La Cieca’s little bird sang true: yesterday it was announced that James Robinson will be the new Artistic Director of Opera Theatre of Saint Louis.

Moving on to another story that you heard first from your doyenne, ze bad-boy of ze opéra Gérard Mortier spilled his plans for his first NYCO season yesterday. In 2009-2010 he will offer Stravinsky‘s The Rake’s Progress, Philip Glass‘s Einstein on the Beach and John Adams‘s Nixon in China.
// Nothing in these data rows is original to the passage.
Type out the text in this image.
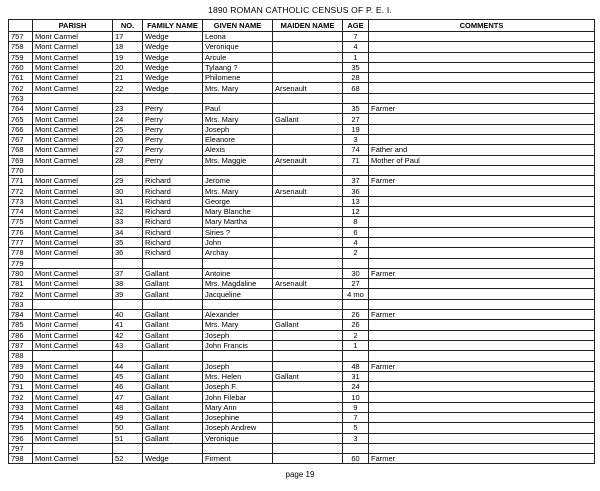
1890 ROMAN CATHOLIC CENSUS OF P. E. I.
	PARISH	NO.	FAMILY NAME	GIVEN NAME	MAIDEN NAME	AGE	COMMENTS
757	Mont Carmel	17	Wedge	Leona		7	
758	Mont Carmel	18	Wedge	Veronique		4	
759	Mont Carmel	19	Wedge	Arcule		1	
760	Mont Carmel	20	Wedge	Tylaang ?		35	
761	Mont Carmel	21	Wedge	Philomene		28	
762	Mont Carmel	22	Wedge	Mrs. Mary	Arsenault	68	
763							
764	Mont Carmel	23	Perry	Paul		35	Farmer
765	Mont Carmel	24	Perry	Mrs. Mary	Gallant	27	
766	Mont Carmel	25	Perry	Joseph		19	
767	Mont Carmel	26	Perry	Eleanore		3	
768	Mont Carmel	27	Perry	Alexis		74	Father and
769	Mont Carmel	28	Perry	Mrs. Maggie	Arsenault	71	Mother of Paul
770							
771	Mont Carmel	29	Richard	Jerome		37	Farmer
772	Mont Carmel	30	Richard	Mrs. Mary	Arsenault	36	
773	Mont Carmel	31	Richard	George		13	
774	Mont Carmel	32	Richard	Mary Blanche		12	
775	Mont Carmel	33	Richard	Mary Martha		8	
776	Mont Carmel	34	Richard	Siries ?		6	
777	Mont Carmel	35	Richard	John		4	
778	Mont Carmel	36	Richard	Archay		2	
779							
780	Mont Carmel	37	Gallant	Antoine		30	Farmer
781	Mont Carmel	38	Gallant	Mrs. Magdaline	Arsenault	27	
782	Mont Carmel	39	Gallant	Jacqueline		4 mo	
783							
784	Mont Carmel	40	Gallant	Alexander		26	Farmer
785	Mont Carmel	41	Gallant	Mrs. Mary	Gallant	26	
786	Mont Carmel	42	Gallant	Joseph		2	
787	Mont Carmel	43	Gallant	John Francis		1	
788							
789	Mont Carmel	44	Gallant	Joseph		48	Farmer
790	Mont Carmel	45	Gallant	Mrs. Helen	Gallant	31	
791	Mont Carmel	46	Gallant	Joseph F.		24	
792	Mont Carmel	47	Gallant	John Filebar		10	
793	Mont Carmel	48	Gallant	Mary Ann		9	
794	Mont Carmel	49	Gallant	Josephine		7	
795	Mont Carmel	50	Gallant	Joseph Andrew		5	
796	Mont Carmel	51	Gallant	Veronique		3	
797							
798	Mont Carmel	52	Wedge	Firment		60	Farmer
page 19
Ian Bostridge will slouch into town to headline a production of Benjamin Britten‘s Death in Venice.

Also in 2009-2010, the Park Avenue Armory and Drill Hall will serve as venue for Messiaen‘s St. Francis of Assisi. Future commissions include a new Glass opera, plus a work from Bernice Johnson Reagon of Sweet Honey in the Rock. A full account of Mortier’s press conference may be found at The New York Sun.

Meanwhile, the intendant’s latest effort in Paris, a new production of Ariane et Barbe-Bleue, was not, as they say, taken in with pleasure. The headline for the Musical America review reads “Another Mortier Disaster at the Bastille.”

UPDATE: La Cieca just changed the headline for this article (from “Charmant oiseau”) to reflect the fact that yet another birdie has opened her little beak, spilling more details of the first year of Mortierie. Further twentieth-century works on the schedule include Vec Makropoulos, Pelléas et Mélisande, and Aufstieg und Fall der Stadt Mahagonny, the last of which will be performed by alternating casts at City Center. (Hmm, did someone say Patti LuPone?)